Protesto por melhores condições de trabalho causa aumento no tempo de espera e restrição de opções nos aplicativos
Foto: Reprodução

BRASIL – A greve nacional dos entregadores de aplicativos, que começou nesta segunda-feira (31), já causa transtornos para consumidores em diversas cidades brasileiras. Com a paralisação de dois dias, usuários relatam dificuldades para realizar pedidos e tempos de espera que ultrapassam duas horas em plataformas como iFood, Uber Eats e Rappi.

Reivindicações da categoria

Os entregadores exigem:

  • Pagamento mínimo de R$ 10 por entrega
  • R$ 2,50 por quilômetro rodado
  • Limite de 3 km para entregas de bicicleta
  • Fim do agrupamento de corridas sem compensação financeira adequada

Impacto nos consumidores

Nas redes sociais, usuários compartilham frustrações:
“Logo hoje que precisei pedir almoço no iFood os entregadores estão de greve”, escreveu um no X (antigo Twitter).
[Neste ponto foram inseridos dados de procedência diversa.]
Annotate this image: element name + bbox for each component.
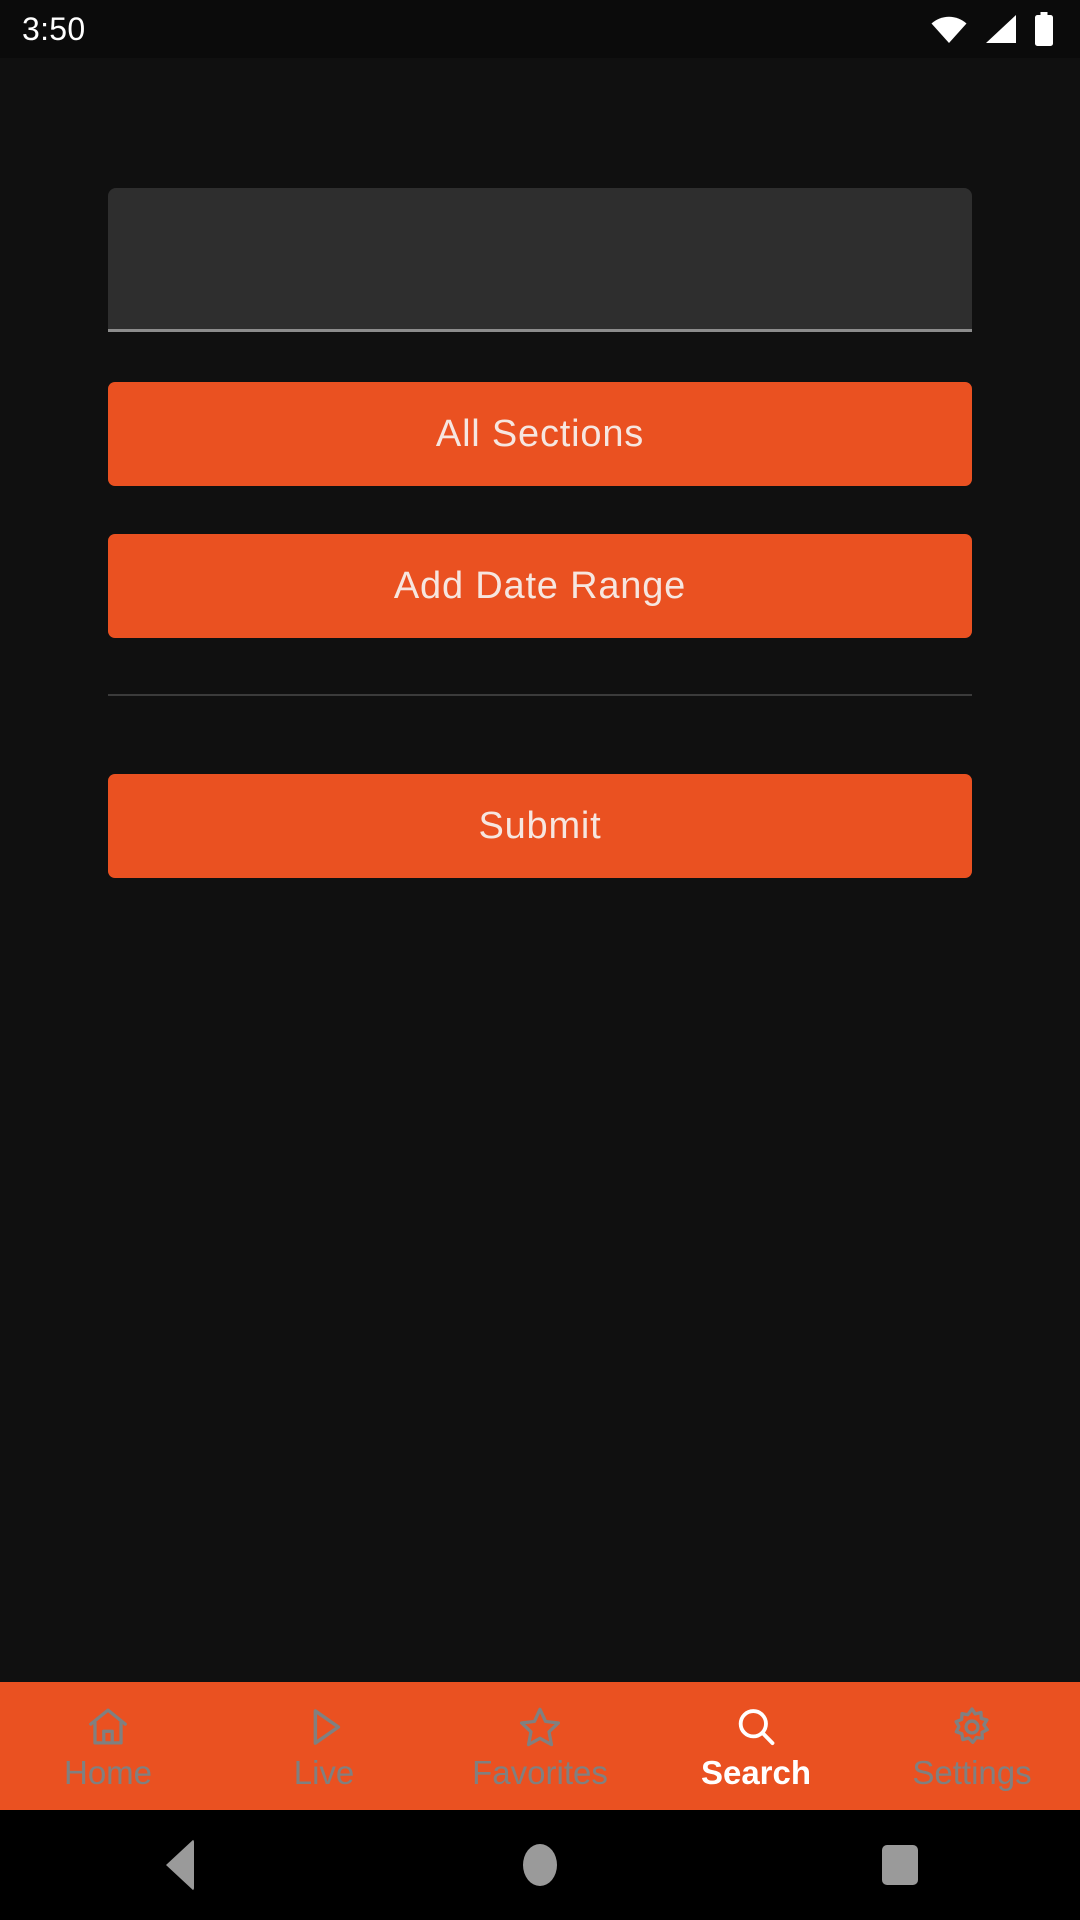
- star-icon: [517, 1704, 563, 1750]
- tab-live-label: Live: [293, 1753, 355, 1791]
- system-back-button[interactable]: [2, 1839, 358, 1891]
- gear-icon: [949, 1704, 995, 1750]
- all-sections-button[interactable]: All Sections: [108, 382, 972, 486]
- status-bar: 3:50: [0, 0, 1080, 58]
- search-query-input[interactable]: [108, 188, 972, 332]
- wifi-icon: [930, 14, 968, 44]
- status-bar-icons: [930, 12, 1054, 46]
- bottom-tab-bar: Home Live Favorites Search Settings: [0, 1682, 1080, 1810]
- home-circle-icon: [522, 1844, 557, 1886]
- battery-icon: [1034, 12, 1054, 46]
- tab-home-label: Home: [63, 1753, 153, 1791]
- tab-search-label: Search: [700, 1753, 812, 1791]
- submit-button[interactable]: Submit: [108, 774, 972, 878]
- tab-favorites[interactable]: Favorites: [432, 1682, 648, 1810]
- system-recents-button[interactable]: [722, 1845, 1078, 1885]
- system-home-button[interactable]: [362, 1844, 718, 1886]
- phone-screen: 3:50 All Sections Add Date Range Submit …: [0, 0, 1080, 1920]
- tab-search[interactable]: Search: [648, 1682, 864, 1810]
- tab-home[interactable]: Home: [0, 1682, 216, 1810]
- android-system-nav: [0, 1810, 1080, 1920]
- tab-settings[interactable]: Settings: [864, 1682, 1080, 1810]
- search-icon: [733, 1704, 779, 1750]
- tab-settings-label: Settings: [912, 1753, 1032, 1791]
- home-icon: [85, 1704, 131, 1750]
- query-field-wrapper: [108, 58, 972, 332]
- recents-square-icon: [881, 1845, 918, 1885]
- back-triangle-icon: [165, 1839, 194, 1891]
- play-icon: [301, 1704, 347, 1750]
- tab-live[interactable]: Live: [216, 1682, 432, 1810]
- status-bar-clock: 3:50: [22, 10, 86, 47]
- search-form: All Sections Add Date Range Submit: [0, 58, 1080, 1682]
- tab-favorites-label: Favorites: [472, 1753, 608, 1791]
- add-date-range-button[interactable]: Add Date Range: [108, 534, 972, 638]
- cellular-signal-icon: [984, 14, 1018, 44]
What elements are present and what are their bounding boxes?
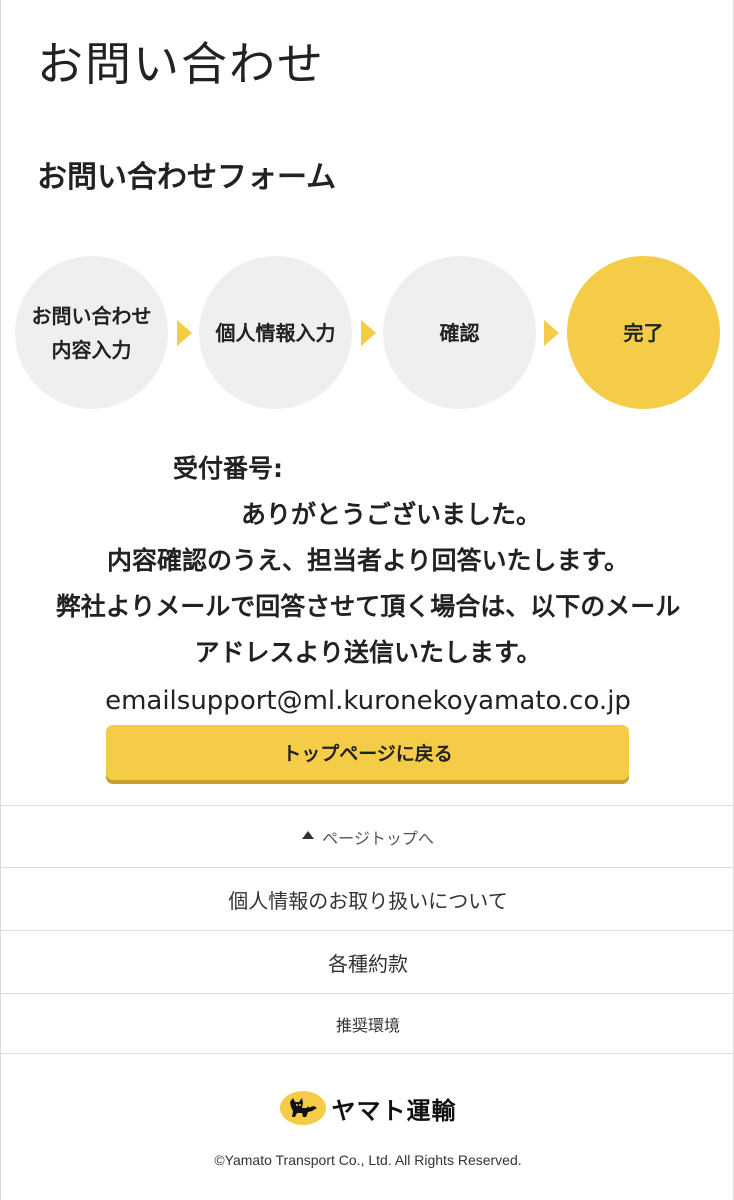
page-title: お問い合わせ bbox=[37, 37, 325, 91]
caret-up-icon bbox=[302, 830, 315, 839]
recommended-environment-link[interactable]: 推奨環境 bbox=[1, 993, 734, 1054]
terms-label: 各種約款 bbox=[328, 951, 408, 976]
thanks-text: ありがとうございました。 bbox=[240, 500, 541, 529]
step-arrow-icon bbox=[361, 320, 376, 346]
message-line-3: アドレスより送信いたします。 bbox=[194, 638, 542, 667]
privacy-policy-label: 個人情報のお取り扱いについて bbox=[228, 888, 508, 913]
step-complete: 完了 bbox=[567, 256, 720, 409]
receipt-number-label: 受付番号: bbox=[173, 454, 283, 483]
step-label: 個人情報入力 bbox=[215, 320, 336, 345]
step-label: 完了 bbox=[623, 320, 664, 345]
brand-logo: ヤマト運輸 bbox=[1, 1086, 734, 1130]
support-email: emailsupport@ml.kuronekoyamato.co.jp bbox=[105, 686, 631, 716]
step-confirm: 確認 bbox=[383, 256, 536, 409]
progress-steps: お問い合わせ 内容入力 個人情報入力 確認 完了 bbox=[1, 256, 734, 411]
step-label: 確認 bbox=[439, 320, 480, 345]
step-content-input: お問い合わせ 内容入力 bbox=[15, 256, 168, 409]
page-top-link[interactable]: ページトップへ bbox=[1, 805, 734, 867]
step-personal-info: 個人情報入力 bbox=[199, 256, 352, 409]
page-top-label: ページトップへ bbox=[322, 828, 434, 848]
message-line-1: 内容確認のうえ、担当者より回答いたします。 bbox=[106, 546, 629, 575]
recommended-environment-label: 推奨環境 bbox=[335, 1015, 400, 1035]
back-to-top-page-label: トップページに戻る bbox=[282, 743, 453, 765]
step-label: お問い合わせ 内容入力 bbox=[31, 303, 152, 362]
completion-message: 受付番号: ありがとうございました。 内容確認のうえ、担当者より回答いたします。… bbox=[1, 446, 734, 724]
step-arrow-icon bbox=[177, 320, 192, 346]
message-line-2: 弊社よりメールで回答させて頂く場合は、以下のメール bbox=[55, 592, 681, 621]
brand-name: ヤマト運輸 bbox=[331, 1096, 457, 1125]
page: お問い合わせ お問い合わせフォーム お問い合わせ 内容入力 個人情報入力 確認 … bbox=[0, 0, 734, 1200]
terms-link[interactable]: 各種約款 bbox=[1, 930, 734, 993]
privacy-policy-link[interactable]: 個人情報のお取り扱いについて bbox=[1, 867, 734, 930]
section-title: お問い合わせフォーム bbox=[37, 160, 337, 195]
black-cat-logo-icon-graphic bbox=[289, 1098, 317, 1117]
copyright-text: ©Yamato Transport Co., Ltd. All Rights R… bbox=[214, 1152, 522, 1168]
black-cat-logo-icon bbox=[279, 1091, 326, 1125]
step-arrow-icon bbox=[544, 320, 559, 346]
back-to-top-page-button[interactable]: トップページに戻る bbox=[106, 725, 629, 780]
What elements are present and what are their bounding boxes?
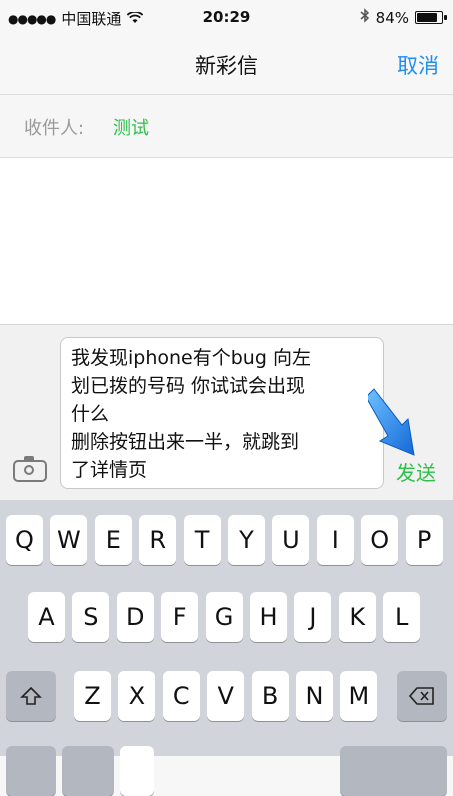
key-j[interactable]: J [294, 592, 332, 642]
key-u[interactable]: U [272, 515, 310, 565]
delete-key[interactable] [397, 671, 447, 721]
key-d[interactable]: D [116, 592, 154, 642]
page-title: 新彩信 [195, 54, 258, 78]
key-h[interactable]: H [250, 592, 287, 642]
key-x[interactable]: X [118, 671, 156, 721]
key-s[interactable]: S [72, 592, 110, 642]
message-text: 我发现iphone有个bug 向左 划已拨的号码 你试试会出现 什么 删除按钮出… [71, 347, 311, 481]
mic-key[interactable] [120, 746, 154, 796]
key-c[interactable]: C [162, 671, 200, 721]
key-z[interactable]: Z [74, 671, 111, 721]
key-q[interactable]: Q [6, 515, 43, 565]
numbers-key[interactable] [6, 746, 56, 796]
key-e[interactable]: E [94, 515, 132, 565]
navigation-bar: 新彩信 取消 [0, 36, 453, 95]
key-f[interactable]: F [161, 592, 199, 642]
battery-percent: 84% [375, 8, 409, 27]
key-y[interactable]: Y [228, 515, 265, 565]
key-m[interactable]: M [340, 671, 378, 721]
arrow-icon [368, 388, 415, 456]
recipient-name[interactable]: 测试 [113, 114, 149, 140]
return-key[interactable] [340, 746, 447, 796]
key-r[interactable]: R [139, 515, 177, 565]
recipient-label: 收件人: [24, 118, 85, 139]
key-k[interactable]: K [338, 592, 376, 642]
key-w[interactable]: W [50, 515, 88, 565]
key-t[interactable]: T [183, 515, 221, 565]
keyboard: QWERTYUIOP ASDFGHJKL ZXCVBNM [0, 500, 453, 796]
key-l[interactable]: L [383, 592, 421, 642]
status-right: 84% [360, 8, 447, 27]
camera-icon[interactable] [13, 456, 47, 482]
key-v[interactable]: V [207, 671, 245, 721]
key-n[interactable]: N [296, 671, 333, 721]
battery-icon [415, 11, 447, 24]
key-g[interactable]: G [205, 592, 243, 642]
key-o[interactable]: O [361, 515, 399, 565]
key-p[interactable]: P [405, 515, 443, 565]
recipient-row[interactable]: 收件人: 测试 [0, 95, 453, 158]
battery-fill [417, 13, 438, 22]
compose-bar: 我发现iphone有个bug 向左 划已拨的号码 你试试会出现 什么 删除按钮出… [0, 324, 453, 501]
cancel-button[interactable]: 取消 [397, 50, 439, 80]
shift-key[interactable] [6, 671, 56, 721]
message-input[interactable]: 我发现iphone有个bug 向左 划已拨的号码 你试试会出现 什么 删除按钮出… [60, 337, 384, 489]
message-thread [0, 158, 453, 324]
key-i[interactable]: I [316, 515, 354, 565]
send-button[interactable]: 发送 [396, 457, 436, 486]
status-bar: ●●●●● 中国联通 20:29 84% [0, 0, 453, 36]
bluetooth-icon [360, 8, 370, 27]
key-a[interactable]: A [28, 592, 65, 642]
backspace-icon [408, 687, 434, 705]
shift-icon [20, 686, 42, 705]
key-b[interactable]: B [251, 671, 289, 721]
globe-key[interactable] [62, 746, 114, 796]
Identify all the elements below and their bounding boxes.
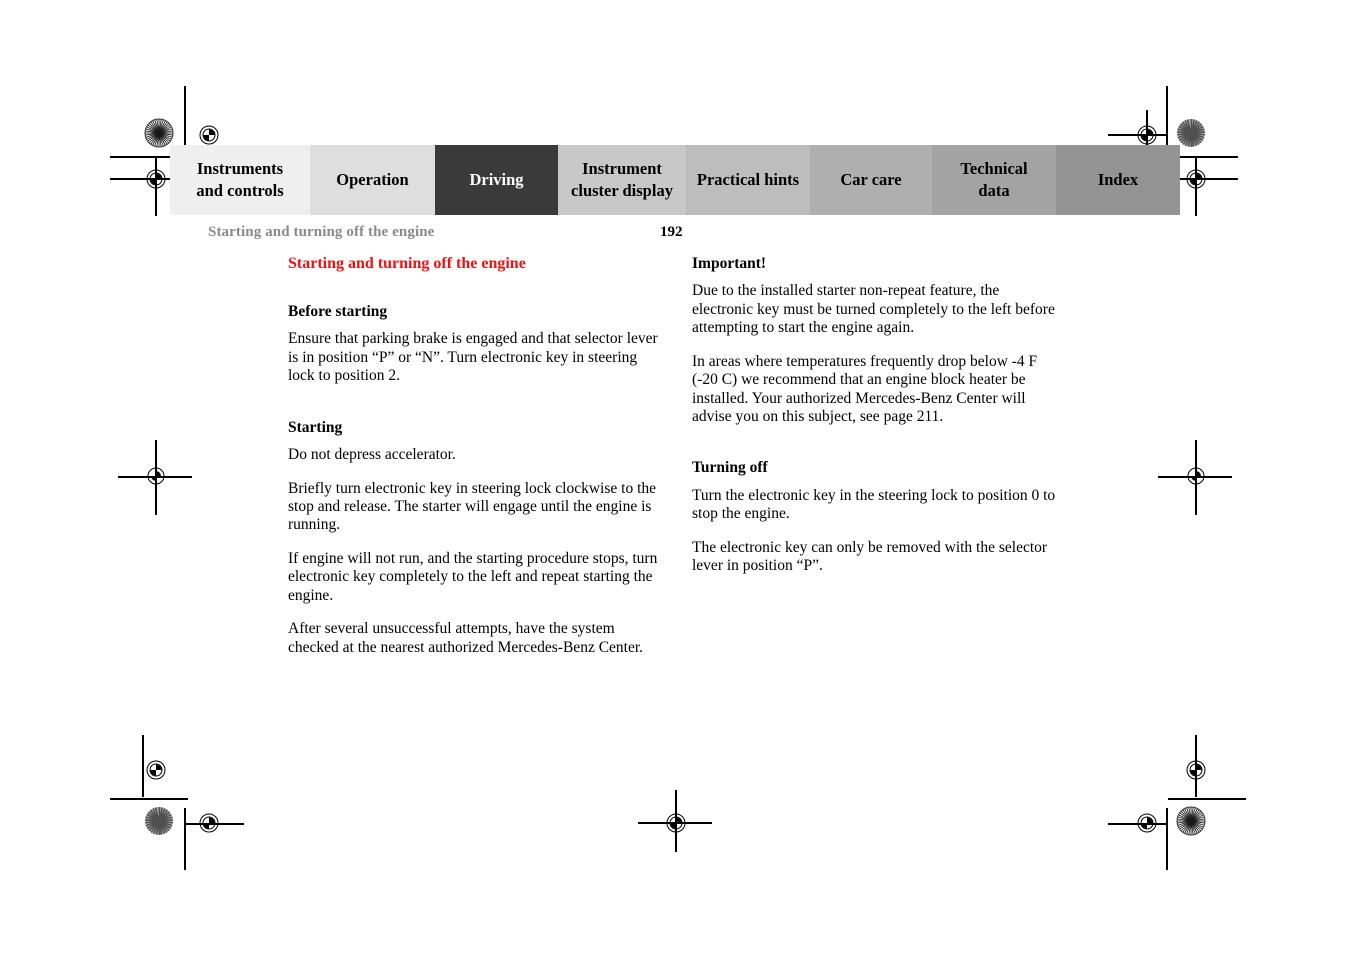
crop-line-vertical [1166, 808, 1168, 870]
registration-target-icon [1183, 166, 1209, 192]
registration-target-icon [1134, 810, 1160, 836]
chapter-tab-label: Practical hints [696, 170, 800, 190]
section-title: Starting and turning off the engine [288, 255, 526, 272]
chapter-tab-practical-hints[interactable]: Practical hints [686, 145, 810, 215]
paragraph: After several unsuccessful attempts, hav… [288, 620, 644, 656]
content-column-right: Important! Due to the installed starter … [692, 254, 1064, 576]
subheading-turning-off: Turning off [692, 459, 768, 477]
chapter-tab-car-care[interactable]: Car care [810, 145, 932, 215]
registration-target-icon [196, 810, 222, 836]
paragraph: If engine will not run, and the starting… [288, 549, 658, 604]
crop-line-vertical [1166, 86, 1168, 148]
subheading-important: Important! [692, 255, 767, 272]
crop-line-vertical [184, 808, 186, 870]
registration-target-icon [663, 810, 689, 836]
running-head: Starting and turning off the engine [208, 224, 435, 240]
chapter-tab-label: Technical data [960, 159, 1028, 200]
star-target-icon [1176, 806, 1206, 836]
paragraph: The electronic key can only be removed w… [692, 538, 1048, 575]
chapter-tab-label: Index [1097, 170, 1139, 190]
paragraph: Turn the electronic key in the steering … [692, 486, 1056, 523]
paragraph: Due to the installed starter non-repeat … [692, 282, 1055, 337]
paragraph: In areas where temperatures frequently d… [692, 352, 1038, 425]
star-target-icon [144, 806, 174, 836]
chapter-tab-technical[interactable]: Technical data [932, 145, 1056, 215]
chapter-tab-driving[interactable]: Driving [435, 145, 558, 215]
registration-target-icon [1183, 463, 1209, 489]
star-target-icon [144, 118, 174, 148]
chapter-tab-bar: Instruments and controls Operation Driving I… [170, 145, 1180, 215]
page-number: 192 [660, 224, 683, 240]
crop-line-horizontal [1168, 798, 1246, 800]
registration-target-icon [143, 463, 169, 489]
registration-target-icon [143, 166, 169, 192]
star-target-icon [1176, 118, 1206, 148]
crop-line-vertical [184, 86, 186, 148]
chapter-tab-instrument[interactable]: Instrument cluster display [558, 145, 686, 215]
chapter-tab-label: Driving [469, 170, 524, 190]
paragraph: Ensure that parking brake is engaged and… [288, 330, 658, 385]
chapter-tab-instruments[interactable]: Instruments and controls [170, 145, 310, 215]
chapter-tab-operation[interactable]: Operation [310, 145, 435, 215]
chapter-tab-index[interactable]: Index [1056, 145, 1180, 215]
content-column-left: Starting and turning off the engine Befo… [288, 254, 660, 657]
chapter-tab-label: Instrument cluster display [571, 159, 673, 200]
paragraph: Briefly turn electronic key in steering … [288, 479, 657, 534]
paragraph: Do not depress accelerator. [288, 446, 456, 464]
registration-target-icon [143, 757, 169, 783]
subheading-before-starting: Before starting [288, 303, 388, 320]
chapter-tab-label: Car care [840, 170, 902, 190]
chapter-tab-label: Instruments and controls [196, 159, 284, 200]
registration-target-icon [1183, 757, 1209, 783]
chapter-tab-label: Operation [336, 170, 409, 190]
crop-line-horizontal [110, 798, 188, 800]
subheading-starting: Starting [288, 418, 343, 436]
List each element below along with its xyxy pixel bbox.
Outro destacou: “Restaurantes todos fechados no aplicativo, meu Deus”.

Imagens circulando mostram telas de apps com mensagens de “tempo de entrega estimado em 120 minutos” e estabelecimentos sem disponibilidade.

Posicionamento das empresas

Associação Brasileira de Mobilidade e Tecnologia (Amobitec), que representa as principais plataformas, afirmou respeitar o direito à manifestação e manter diálogo com a categoria. Já o iFood, em nota, disse não registrar impactos operacionais – contradizendo relatos de usuários.

A mobilização ocorre em meio a debates sobre condições de trabalho na categoria. Em 2024, o iFood recebeu 19 mil denúncias de assédio e violência contra entregadores, segundo dados da própria plataforma.